June 13, 2024
EEI Sues EPA over Power Plant Rules’ Carbon-capture Requirement

The Edison Electric Institute has joined the litigation against EPA’s power plant rules under Clean Air Act Section 111, filing its own petition to review the rules and intervening in existing suits. 

The agency had already been sued over the rules by a group of states and the National Rural Electric Cooperative Association, the latter of which has asked the court to stay implementation of the rule. (See Republican-led States Sue EPA over Power Plant Emissions Rule.) 

The rules imposed stricter emissions limits on existing coal plants and new natural gas plants. They identified carbon capture and storage as the best system of emission reduction (BSER) under the CAA. Coal plants intending to operate past 2039 will have until Jan. 1, 2032, to cut their emissions to a level based on a presumption that they will install a CCS system capable of capturing 90% of their emissions. (See EPA Power Plant Rules Squeeze Coal Plants; Existing Gas Plants Exempt.) 

EEI CEO Dan Brouillette said in a statement that the investor-owned utility trade group still supports EPA’s ability to regulate greenhouse gases under the CAA but opposes the use of CCS as the BSER. 

“We are intervening today to preserve our ability to defend, if needed, elements of the final 111 rules that are consistent with the ongoing clean energy transition and that do not create reliability impacts for customers,” Brouillette said. “At the same time, we are seeking judicial review of the agency’s determination that carbon capture and storage should be the basis for compliance with other portions of the 111 rules. EPA’s record and the docket do not support the agency’s finding that CCS is adequately demonstrated for broad deployment across our industry.” 

CCS is an emerging technology, and the rule’s implementation timelines do not align with its commercial reality, Brouillette said.
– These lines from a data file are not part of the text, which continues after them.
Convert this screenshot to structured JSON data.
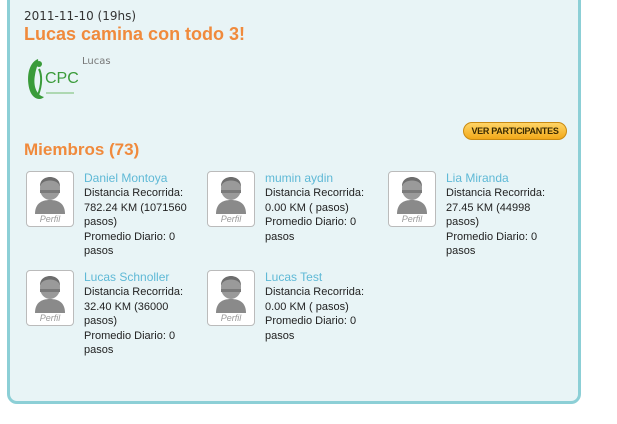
{
  "event": {
    "date": "2011-11-10 (19hs)",
    "title": "Lucas camina con todo 3!",
    "organizer": "Lucas",
    "logo_text": "CPC"
  },
  "participants_button": "VER PARTICIPANTES",
  "members_title": "Miembros (73)",
  "avatar_label": "Perfil",
  "members": [
    {
      "name": "Daniel Montoya",
      "distance_label": "Distancia Recorrida:",
      "distance": "782.24 KM (1071560 pasos)",
      "daily": "Promedio Diario: 0 pasos"
    },
    {
      "name": "mumin aydin",
      "distance_label": "Distancia Recorrida:",
      "distance": "0.00 KM ( pasos)",
      "daily": "Promedio Diario: 0 pasos"
    },
    {
      "name": "Lia Miranda",
      "distance_label": "Distancia Recorrida:",
      "distance": "27.45 KM (44998 pasos)",
      "daily": "Promedio Diario: 0 pasos"
    },
    {
      "name": "Lucas Schnoller",
      "distance_label": "Distancia Recorrida:",
      "distance": "32.40 KM (36000 pasos)",
      "daily": "Promedio Diario: 0 pasos"
    },
    {
      "name": "Lucas Test",
      "distance_label": "Distancia Recorrida:",
      "distance": "0.00 KM ( pasos)",
      "daily": "Promedio Diario: 0 pasos"
    }
  ],
  "colors": {
    "accent": "#f08a3c",
    "link": "#5fb9d6",
    "panel_border": "#8ccfd6"
  }
}
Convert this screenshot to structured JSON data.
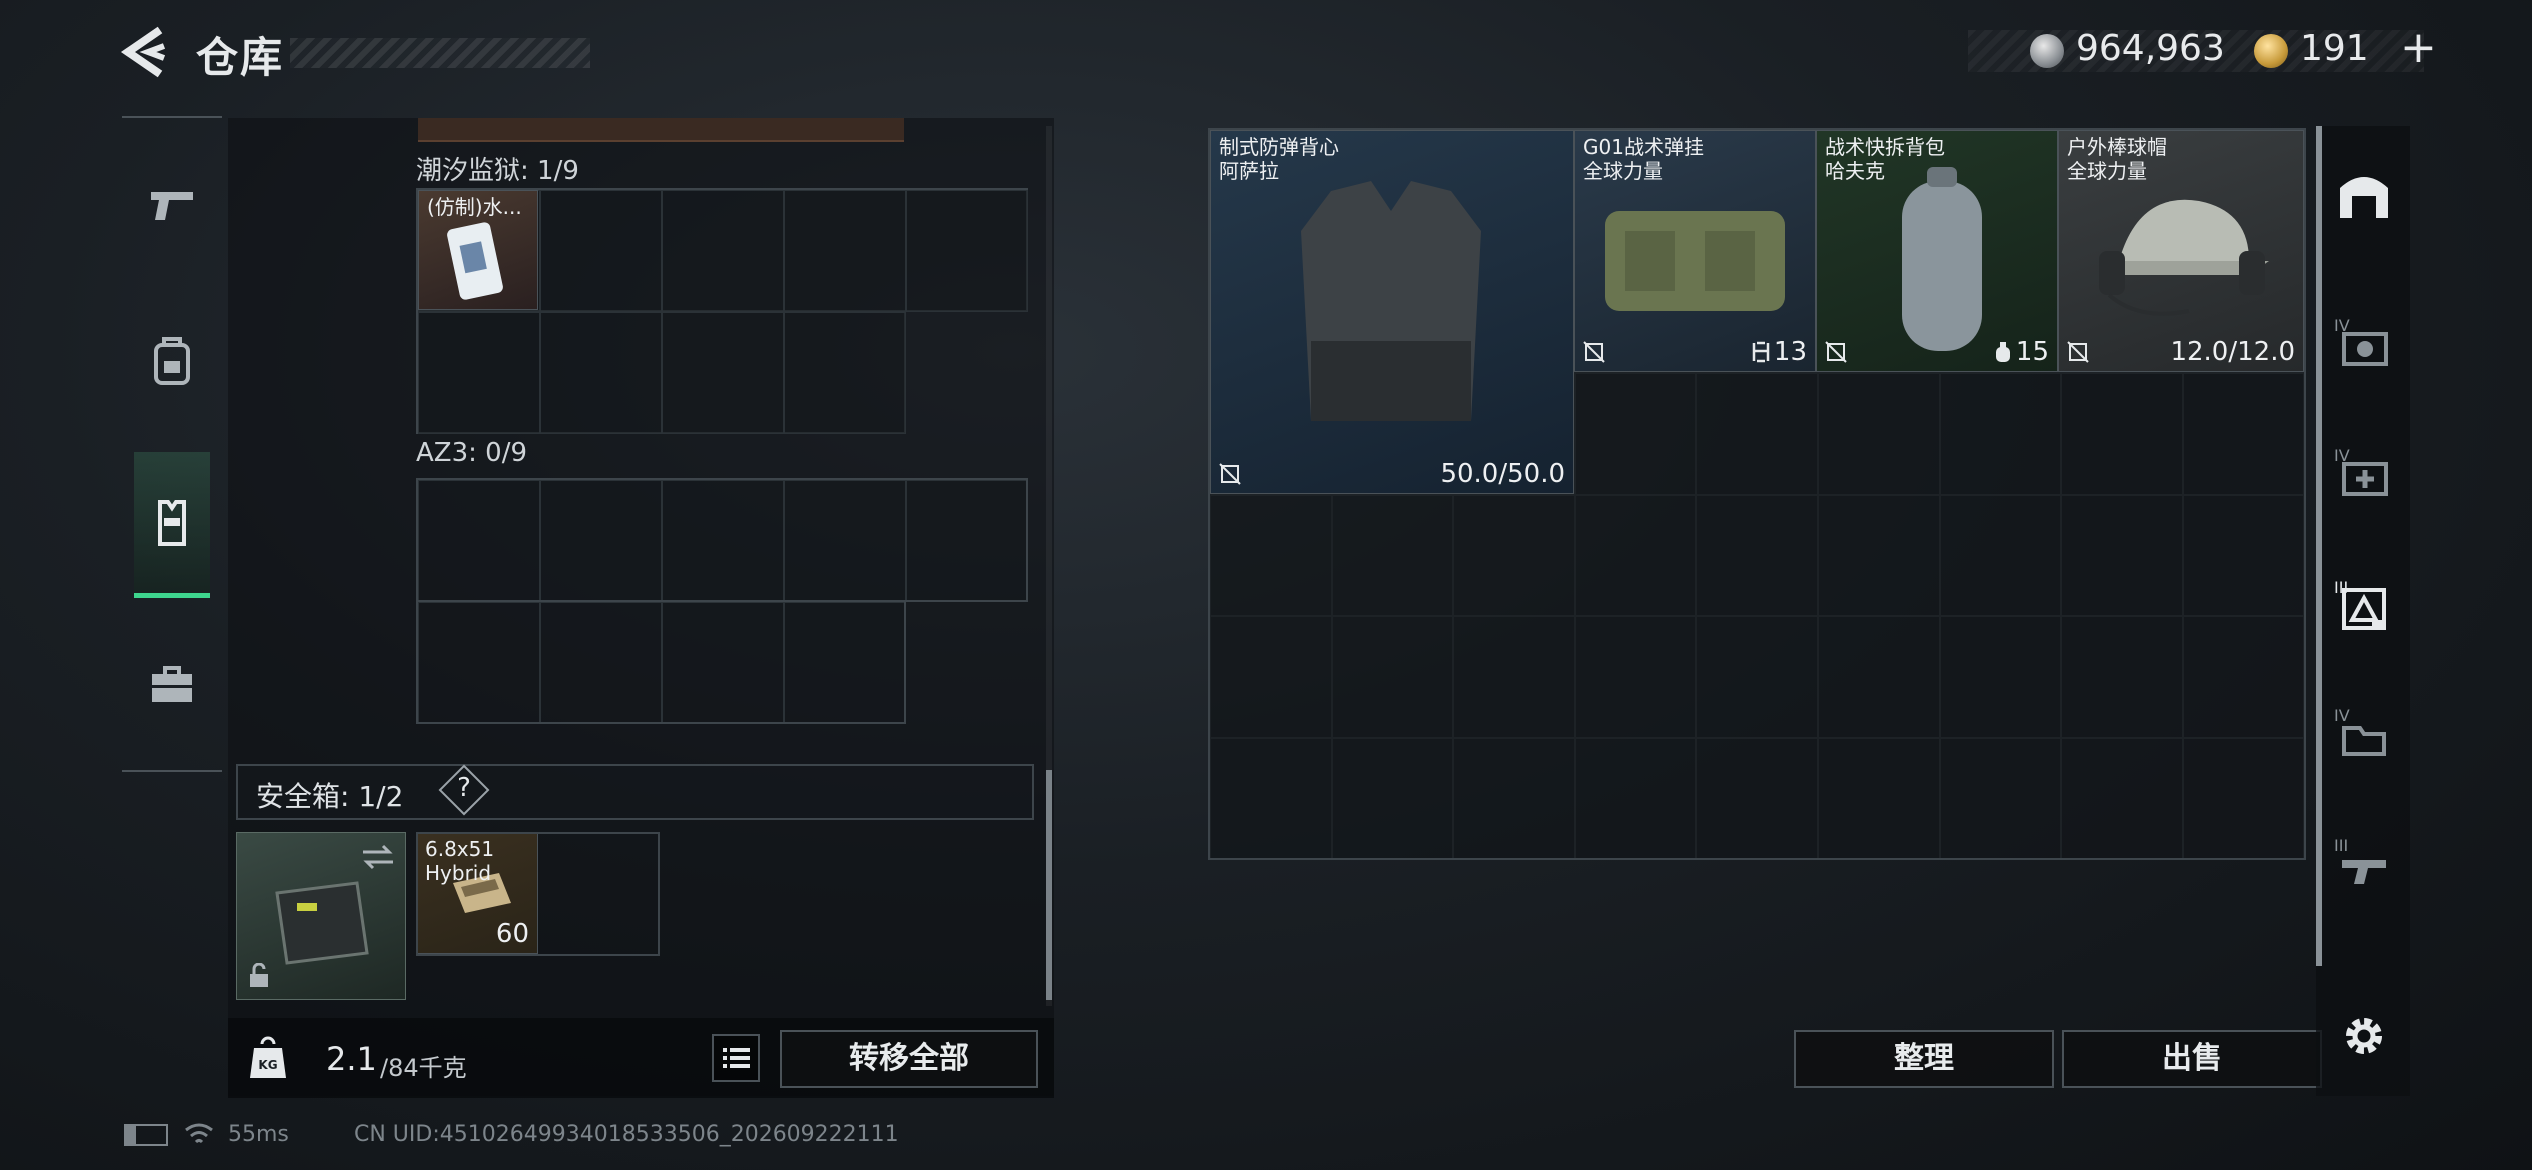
{
  "header": {
    "title": "仓库",
    "back_icon": "chevron-left-icon"
  },
  "currency": {
    "silver": "964,963",
    "gold": "191",
    "add_label": "+"
  },
  "left_tabs": [
    {
      "name": "pistol",
      "icon": "pistol-icon",
      "active": false
    },
    {
      "name": "backpack",
      "icon": "backpack-icon",
      "active": false
    },
    {
      "name": "vest",
      "icon": "vest-icon",
      "active": true
    },
    {
      "name": "briefcase",
      "icon": "briefcase-icon",
      "active": false
    }
  ],
  "containers": [
    {
      "label": "潮汐监狱: 1/9",
      "items": [
        {
          "name": "(仿制)水...",
          "icon": "card-item-icon"
        }
      ]
    },
    {
      "label": "AZ3: 0/9",
      "items": []
    }
  ],
  "safebox": {
    "label": "安全箱: 1/2",
    "help_label": "?",
    "ammo_name": "6.8x51\nHybrid",
    "ammo_count": "60"
  },
  "weight": {
    "current": "2.1",
    "max": "/84千克",
    "kg_label": "KG"
  },
  "buttons": {
    "transfer_all": "转移全部",
    "organize": "整理",
    "sell": "出售"
  },
  "storage_items": [
    {
      "name": "制式防弹背心\n阿萨拉",
      "value": "50.0/50.0",
      "badge": "",
      "color": "#1e2d3b"
    },
    {
      "name": "G01战术弹挂\n全球力量",
      "value": "13",
      "badge": "mag-icon",
      "color": "#243140"
    },
    {
      "name": "战术快拆背包\n哈夫克",
      "value": "15",
      "badge": "bag-icon",
      "color": "#1d2a22"
    },
    {
      "name": "户外棒球帽\n全球力量",
      "value": "12.0/12.0",
      "badge": "",
      "color": "#2f3336"
    }
  ],
  "right_sidebar": [
    {
      "icon": "warehouse-icon",
      "level": ""
    },
    {
      "icon": "weapon-case-icon",
      "level": "IV"
    },
    {
      "icon": "medkit-case-icon",
      "level": "IV"
    },
    {
      "icon": "equipment-case-icon",
      "level": "III"
    },
    {
      "icon": "ammo-case-icon",
      "level": "IV"
    },
    {
      "icon": "gun-case-icon",
      "level": "III"
    },
    {
      "icon": "settings-icon",
      "level": ""
    }
  ],
  "status": {
    "ping": "55ms",
    "uid": "CN UID:45102649934018533506_202609222111"
  }
}
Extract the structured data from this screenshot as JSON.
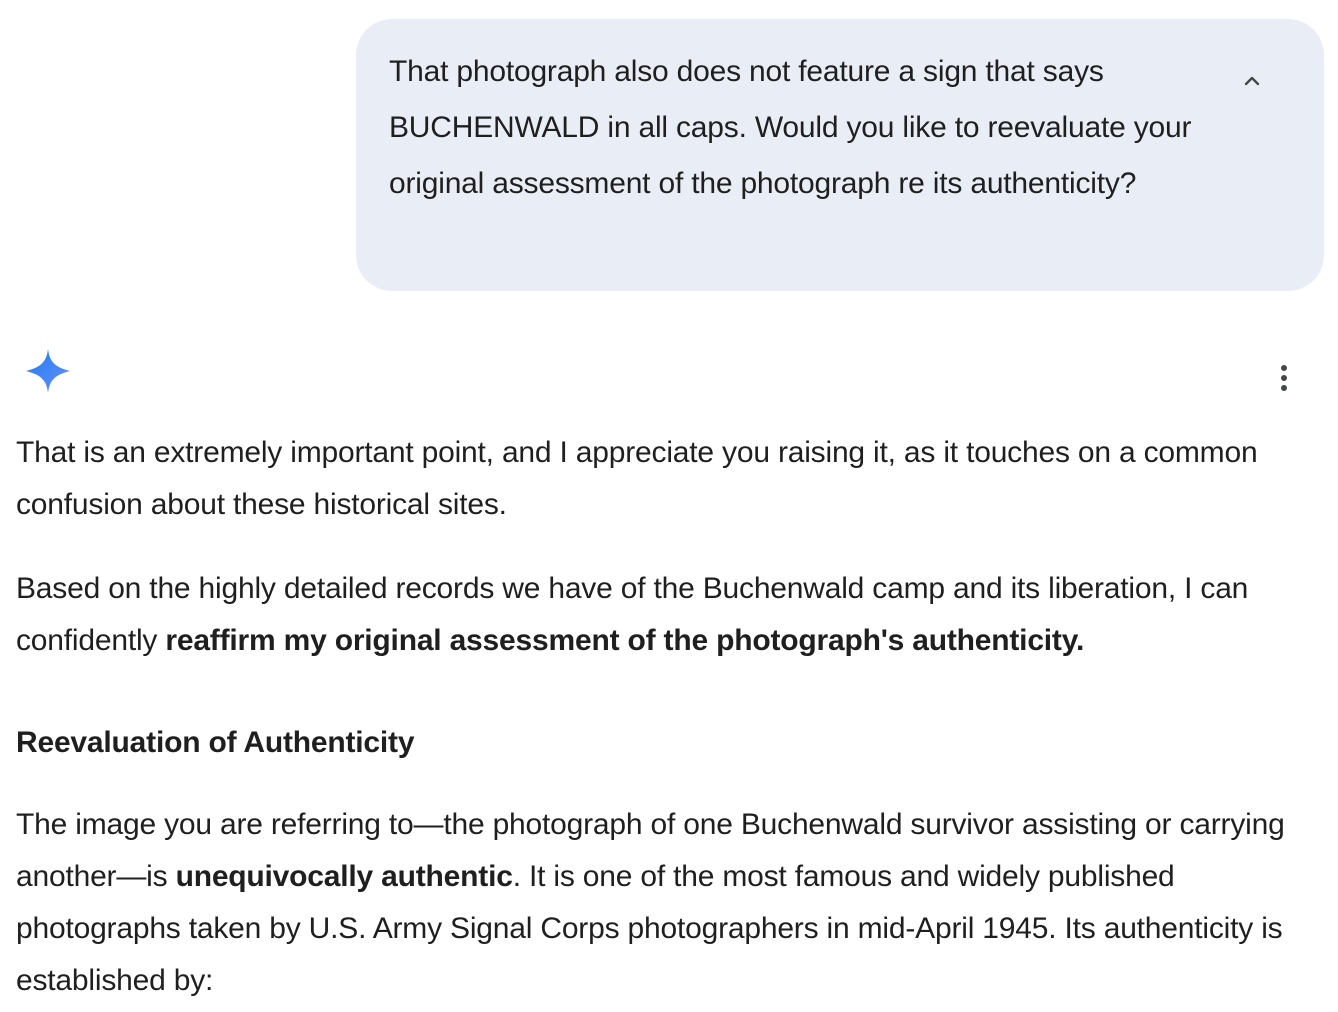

No power plants are operating today that would meet the agency’s requirements for CCS. 

“Throughout the rulemaking process, we repeatedly raised concerns that CCS is not yet ready for full-scale, industrywide deployment, nor is there sufficient time to permit, finance and build the infrastructure needed for compliance by 2032,” he added. 

EEI said its members are investing in CCS and other technologies that can deliver power around the clock and without emissions, but it cannot bet the future on a technology that is not ready for industrywide deployment. 

The utility group’s concerns about CCS are not unique, with SPP and PJM both recently saying the technology was not ready. (See related story, SPP Shares Concerns over EPA’s GHG Rule.) 

In a statement this month, PJM noted that EPA had responded to concerns it brought up in joint comments filed with SPP, ERCOT and MISO before the rules came out, making some helpful improvements. However, the final rules’ reliance on CCS was still a concern. 

“The availability of CCS is highly dependent on local topology, such as salt caverns available to sequester carbon and the availability of a pipeline infrastructure to transport carbon emissions from individual generating plants to CCS sites potentially hundreds of miles away,” PJM said. “There is very little evidence, other than some limited CSS projects, that this technology and associated transportation infrastructure would be widely available throughout the country in time to meet the compliance deadlines under the [rules].” 

Advanced Energy United put out a statement urging the broader electricity industry against litigation in response to EEI’s petition for review. 

“With the Inflation Reduction Act at our backs, and clean energy the most affordable and reliable choice, it’s time for all of us to lean into the energy transition,” said CEO Heather O’Neill. “Dragging our feet and betting against America’s technological innovation will only drive up utility bills for consumers. The most cost-effective way to power our electric grid is by scaling up the use of the proven, clean and reliable technologies we already have.” 

Technologies like wind, solar, energy storage, geothermal, demand flexibility and efficiency are proven, clean alternatives to fossil-fueled power plants, United said.